Black history month & travel on Travel with Terri
Woolworth Counter in Greensboro Photo Courtesy of the Civil Rights Trail

National Civil Rights Museum, Memphis, TN

“Well, I don’t know what will happen now. We’ve got some difficult days ahead. But it really doesn’t matter with me now because I’ve been to the mountaintop…” – Martin Luther King, Jr.
These words delivered by Martin Luther King, Jr. in Memphis from the pulpit of the Mason Temple Church of God in Christ would become part of his final public speech. Hours later, he was fatally shot at the Lorraine Motel. A stop along the Civil Rights Trail, the motel now serves as the National Museum of Civil Rights. Housing 260 artifacts along with 40 interactive stations with films and accounts of oral histories, the museum’s exhibits cover a span of five centuries including slavery, student sit-ins, the Montgomery Bus Boycott, Freedom Rides, and Black Power.

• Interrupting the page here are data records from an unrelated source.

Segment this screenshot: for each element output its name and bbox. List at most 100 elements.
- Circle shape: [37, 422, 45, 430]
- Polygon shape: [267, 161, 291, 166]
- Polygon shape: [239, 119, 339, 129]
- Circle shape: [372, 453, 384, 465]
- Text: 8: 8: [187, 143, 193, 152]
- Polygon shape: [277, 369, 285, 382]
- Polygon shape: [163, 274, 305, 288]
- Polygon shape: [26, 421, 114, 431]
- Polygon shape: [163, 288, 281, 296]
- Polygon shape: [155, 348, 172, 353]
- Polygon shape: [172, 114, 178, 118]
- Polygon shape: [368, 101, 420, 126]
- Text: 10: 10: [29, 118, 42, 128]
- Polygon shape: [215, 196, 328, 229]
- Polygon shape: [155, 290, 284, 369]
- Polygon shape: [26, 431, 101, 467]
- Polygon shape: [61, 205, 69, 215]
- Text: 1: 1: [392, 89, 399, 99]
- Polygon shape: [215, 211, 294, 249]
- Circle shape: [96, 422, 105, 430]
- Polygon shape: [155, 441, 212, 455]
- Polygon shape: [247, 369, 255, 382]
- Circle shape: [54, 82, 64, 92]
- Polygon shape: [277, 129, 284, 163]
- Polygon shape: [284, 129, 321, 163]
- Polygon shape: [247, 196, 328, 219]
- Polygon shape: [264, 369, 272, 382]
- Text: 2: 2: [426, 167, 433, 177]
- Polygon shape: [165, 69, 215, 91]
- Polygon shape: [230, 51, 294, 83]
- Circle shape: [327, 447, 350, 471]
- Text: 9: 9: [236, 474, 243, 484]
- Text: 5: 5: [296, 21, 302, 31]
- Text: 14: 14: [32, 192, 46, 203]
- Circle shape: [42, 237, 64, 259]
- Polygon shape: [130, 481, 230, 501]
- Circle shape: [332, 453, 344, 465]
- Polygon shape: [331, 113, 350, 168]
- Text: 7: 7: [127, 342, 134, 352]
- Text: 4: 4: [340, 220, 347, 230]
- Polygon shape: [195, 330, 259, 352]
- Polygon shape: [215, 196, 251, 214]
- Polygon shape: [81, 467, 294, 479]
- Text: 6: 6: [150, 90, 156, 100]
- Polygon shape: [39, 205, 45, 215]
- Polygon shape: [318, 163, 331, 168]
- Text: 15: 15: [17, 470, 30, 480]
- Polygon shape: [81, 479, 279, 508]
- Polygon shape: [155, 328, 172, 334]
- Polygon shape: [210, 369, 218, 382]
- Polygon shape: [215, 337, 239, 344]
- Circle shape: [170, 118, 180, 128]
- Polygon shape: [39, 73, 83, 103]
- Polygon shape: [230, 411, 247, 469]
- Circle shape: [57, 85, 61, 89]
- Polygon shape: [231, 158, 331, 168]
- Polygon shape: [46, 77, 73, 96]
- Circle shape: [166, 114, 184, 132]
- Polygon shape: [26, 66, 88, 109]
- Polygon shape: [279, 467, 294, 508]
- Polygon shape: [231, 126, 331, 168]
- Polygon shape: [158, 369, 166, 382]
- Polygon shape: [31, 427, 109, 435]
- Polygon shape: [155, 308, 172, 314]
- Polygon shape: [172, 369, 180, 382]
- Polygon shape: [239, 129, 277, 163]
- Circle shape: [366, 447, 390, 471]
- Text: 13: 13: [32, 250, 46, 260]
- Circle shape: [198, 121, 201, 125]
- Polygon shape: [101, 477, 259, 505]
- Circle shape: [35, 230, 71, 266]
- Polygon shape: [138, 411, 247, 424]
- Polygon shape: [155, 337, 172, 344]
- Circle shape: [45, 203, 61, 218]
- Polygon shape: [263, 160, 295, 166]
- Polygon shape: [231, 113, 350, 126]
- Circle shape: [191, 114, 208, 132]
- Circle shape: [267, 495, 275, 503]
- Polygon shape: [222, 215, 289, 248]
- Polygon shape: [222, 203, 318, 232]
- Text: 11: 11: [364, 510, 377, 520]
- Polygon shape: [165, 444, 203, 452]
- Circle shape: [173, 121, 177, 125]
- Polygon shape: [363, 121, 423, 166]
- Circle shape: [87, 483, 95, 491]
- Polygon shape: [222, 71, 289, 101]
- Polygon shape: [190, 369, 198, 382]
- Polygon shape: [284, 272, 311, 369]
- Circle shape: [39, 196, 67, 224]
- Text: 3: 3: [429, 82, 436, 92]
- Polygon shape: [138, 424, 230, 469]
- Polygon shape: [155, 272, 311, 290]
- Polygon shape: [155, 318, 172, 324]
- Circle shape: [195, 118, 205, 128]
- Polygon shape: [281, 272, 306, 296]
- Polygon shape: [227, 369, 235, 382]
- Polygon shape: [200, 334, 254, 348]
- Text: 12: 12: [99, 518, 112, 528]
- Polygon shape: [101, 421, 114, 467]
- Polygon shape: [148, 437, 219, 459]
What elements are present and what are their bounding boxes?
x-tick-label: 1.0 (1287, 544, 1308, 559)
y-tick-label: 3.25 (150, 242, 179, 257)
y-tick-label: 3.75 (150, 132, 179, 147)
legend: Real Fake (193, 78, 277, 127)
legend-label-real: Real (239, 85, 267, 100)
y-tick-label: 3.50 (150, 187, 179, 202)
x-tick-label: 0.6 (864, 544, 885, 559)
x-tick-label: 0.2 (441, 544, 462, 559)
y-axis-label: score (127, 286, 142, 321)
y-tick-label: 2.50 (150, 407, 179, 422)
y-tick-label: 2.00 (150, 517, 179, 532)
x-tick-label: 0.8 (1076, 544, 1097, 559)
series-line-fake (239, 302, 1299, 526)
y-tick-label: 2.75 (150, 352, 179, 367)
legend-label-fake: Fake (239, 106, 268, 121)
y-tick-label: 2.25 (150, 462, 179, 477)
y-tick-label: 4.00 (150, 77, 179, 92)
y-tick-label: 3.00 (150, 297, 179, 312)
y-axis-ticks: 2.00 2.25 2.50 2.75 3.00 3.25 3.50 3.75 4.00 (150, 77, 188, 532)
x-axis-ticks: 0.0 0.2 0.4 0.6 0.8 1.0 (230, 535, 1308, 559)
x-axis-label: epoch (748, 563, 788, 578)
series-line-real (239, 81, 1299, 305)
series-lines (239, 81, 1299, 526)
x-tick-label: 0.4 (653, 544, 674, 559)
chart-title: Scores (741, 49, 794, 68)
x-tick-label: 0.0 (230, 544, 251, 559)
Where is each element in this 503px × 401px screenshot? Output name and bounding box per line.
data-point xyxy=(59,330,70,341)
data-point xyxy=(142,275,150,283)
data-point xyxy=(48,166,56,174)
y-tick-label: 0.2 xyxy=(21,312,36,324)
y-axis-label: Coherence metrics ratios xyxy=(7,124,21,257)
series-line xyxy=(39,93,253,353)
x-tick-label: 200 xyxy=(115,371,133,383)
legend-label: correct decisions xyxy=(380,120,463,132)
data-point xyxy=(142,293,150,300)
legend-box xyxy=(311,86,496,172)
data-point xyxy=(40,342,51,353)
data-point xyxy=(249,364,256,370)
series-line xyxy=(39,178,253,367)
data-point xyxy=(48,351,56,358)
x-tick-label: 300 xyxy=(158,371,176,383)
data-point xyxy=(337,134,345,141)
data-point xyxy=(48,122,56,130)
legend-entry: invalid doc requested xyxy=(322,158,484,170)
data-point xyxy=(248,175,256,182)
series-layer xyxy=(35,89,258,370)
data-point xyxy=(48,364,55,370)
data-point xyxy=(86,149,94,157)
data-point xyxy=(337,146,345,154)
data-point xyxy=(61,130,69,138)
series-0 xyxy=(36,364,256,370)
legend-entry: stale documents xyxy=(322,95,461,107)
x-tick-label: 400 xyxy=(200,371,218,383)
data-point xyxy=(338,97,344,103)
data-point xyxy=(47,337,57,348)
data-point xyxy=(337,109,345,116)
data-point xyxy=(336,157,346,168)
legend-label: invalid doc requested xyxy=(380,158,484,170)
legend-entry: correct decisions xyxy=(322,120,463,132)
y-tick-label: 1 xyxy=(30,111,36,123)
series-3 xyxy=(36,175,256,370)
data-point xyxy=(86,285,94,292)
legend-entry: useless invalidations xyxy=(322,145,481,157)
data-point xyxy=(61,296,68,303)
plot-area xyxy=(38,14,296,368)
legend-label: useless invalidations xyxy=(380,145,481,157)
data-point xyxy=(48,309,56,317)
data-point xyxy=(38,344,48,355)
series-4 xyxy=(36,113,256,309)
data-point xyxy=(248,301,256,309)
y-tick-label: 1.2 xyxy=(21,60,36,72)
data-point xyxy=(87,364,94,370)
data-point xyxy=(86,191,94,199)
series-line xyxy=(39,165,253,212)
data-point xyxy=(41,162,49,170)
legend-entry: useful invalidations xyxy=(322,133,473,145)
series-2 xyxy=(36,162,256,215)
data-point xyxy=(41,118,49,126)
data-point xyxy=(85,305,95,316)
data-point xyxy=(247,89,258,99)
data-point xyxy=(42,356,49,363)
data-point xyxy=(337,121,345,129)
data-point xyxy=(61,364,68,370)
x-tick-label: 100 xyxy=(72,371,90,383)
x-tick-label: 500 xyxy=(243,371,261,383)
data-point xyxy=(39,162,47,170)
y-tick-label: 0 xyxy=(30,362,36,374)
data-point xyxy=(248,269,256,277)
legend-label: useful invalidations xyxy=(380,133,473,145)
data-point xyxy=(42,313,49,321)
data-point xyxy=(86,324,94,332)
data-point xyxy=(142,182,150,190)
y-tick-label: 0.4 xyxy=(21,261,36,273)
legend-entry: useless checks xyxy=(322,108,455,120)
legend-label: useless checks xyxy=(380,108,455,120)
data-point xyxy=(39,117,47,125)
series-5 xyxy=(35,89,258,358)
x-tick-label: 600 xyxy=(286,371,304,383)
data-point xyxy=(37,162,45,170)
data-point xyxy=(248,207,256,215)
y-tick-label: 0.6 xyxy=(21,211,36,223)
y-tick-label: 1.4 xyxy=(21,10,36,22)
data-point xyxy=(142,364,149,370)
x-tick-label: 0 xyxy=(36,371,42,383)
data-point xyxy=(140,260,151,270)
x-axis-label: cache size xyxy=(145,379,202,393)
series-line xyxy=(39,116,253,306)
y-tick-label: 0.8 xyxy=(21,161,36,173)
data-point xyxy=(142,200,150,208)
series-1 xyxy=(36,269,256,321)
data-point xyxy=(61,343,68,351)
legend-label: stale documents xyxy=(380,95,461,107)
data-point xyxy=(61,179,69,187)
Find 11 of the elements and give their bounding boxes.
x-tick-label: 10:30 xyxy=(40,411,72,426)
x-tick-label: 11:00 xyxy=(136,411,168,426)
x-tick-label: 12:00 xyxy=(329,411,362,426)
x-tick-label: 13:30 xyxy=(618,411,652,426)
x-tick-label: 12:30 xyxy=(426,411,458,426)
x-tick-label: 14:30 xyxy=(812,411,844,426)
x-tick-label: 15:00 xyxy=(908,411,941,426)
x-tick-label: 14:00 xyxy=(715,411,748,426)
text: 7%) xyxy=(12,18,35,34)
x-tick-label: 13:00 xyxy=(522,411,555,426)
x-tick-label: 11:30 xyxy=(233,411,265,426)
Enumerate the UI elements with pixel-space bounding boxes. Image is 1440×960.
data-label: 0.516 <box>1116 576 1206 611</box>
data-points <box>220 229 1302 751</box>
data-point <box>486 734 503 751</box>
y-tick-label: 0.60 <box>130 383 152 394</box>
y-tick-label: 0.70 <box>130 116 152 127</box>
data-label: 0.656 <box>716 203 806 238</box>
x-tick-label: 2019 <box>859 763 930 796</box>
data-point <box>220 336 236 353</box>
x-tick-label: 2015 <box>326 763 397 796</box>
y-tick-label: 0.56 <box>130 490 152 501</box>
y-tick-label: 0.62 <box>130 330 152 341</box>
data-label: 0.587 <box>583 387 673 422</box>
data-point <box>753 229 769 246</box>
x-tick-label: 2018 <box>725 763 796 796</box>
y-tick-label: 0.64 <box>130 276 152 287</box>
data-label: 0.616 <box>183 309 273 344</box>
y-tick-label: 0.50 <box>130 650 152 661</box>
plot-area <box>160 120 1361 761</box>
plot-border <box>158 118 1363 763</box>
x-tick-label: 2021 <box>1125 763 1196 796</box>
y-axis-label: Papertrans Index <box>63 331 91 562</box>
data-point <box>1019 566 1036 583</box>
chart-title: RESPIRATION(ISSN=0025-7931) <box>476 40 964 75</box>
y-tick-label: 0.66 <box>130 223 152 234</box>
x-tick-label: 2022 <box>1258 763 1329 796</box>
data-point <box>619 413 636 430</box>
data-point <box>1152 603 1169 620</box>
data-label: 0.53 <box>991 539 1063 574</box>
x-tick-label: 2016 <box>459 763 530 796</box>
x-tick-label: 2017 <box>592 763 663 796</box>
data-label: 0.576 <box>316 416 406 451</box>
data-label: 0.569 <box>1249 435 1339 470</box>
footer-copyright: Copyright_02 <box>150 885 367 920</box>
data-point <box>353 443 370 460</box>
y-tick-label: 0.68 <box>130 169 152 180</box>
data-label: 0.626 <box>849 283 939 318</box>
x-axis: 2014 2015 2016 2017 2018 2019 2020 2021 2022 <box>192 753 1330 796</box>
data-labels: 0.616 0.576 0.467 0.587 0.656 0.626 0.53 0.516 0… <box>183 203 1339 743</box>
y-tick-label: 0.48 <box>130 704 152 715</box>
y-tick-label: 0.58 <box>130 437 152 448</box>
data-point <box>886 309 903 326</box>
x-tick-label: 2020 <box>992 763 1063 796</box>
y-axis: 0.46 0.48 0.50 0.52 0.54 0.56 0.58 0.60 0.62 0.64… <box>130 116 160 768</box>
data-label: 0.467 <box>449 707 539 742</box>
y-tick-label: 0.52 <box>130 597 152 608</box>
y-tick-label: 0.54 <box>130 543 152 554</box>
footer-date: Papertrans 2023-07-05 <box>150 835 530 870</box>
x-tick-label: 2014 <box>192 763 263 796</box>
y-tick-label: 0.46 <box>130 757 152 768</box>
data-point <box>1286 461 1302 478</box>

Lorraine Motel Memphis on Travel with Terri
Lorraine Motel in Memphis Photo Courtesy of Civil Rights Trail

Black History Month and Beyond

Observing Black History month brings into focus these stories at a time when celebrating the cultural contributions of our fellow citizens has never been more important. So, while you’re road tripping around the country this year, consider incorporating some of these or other educational experiences into your itinerary… and bring the kids.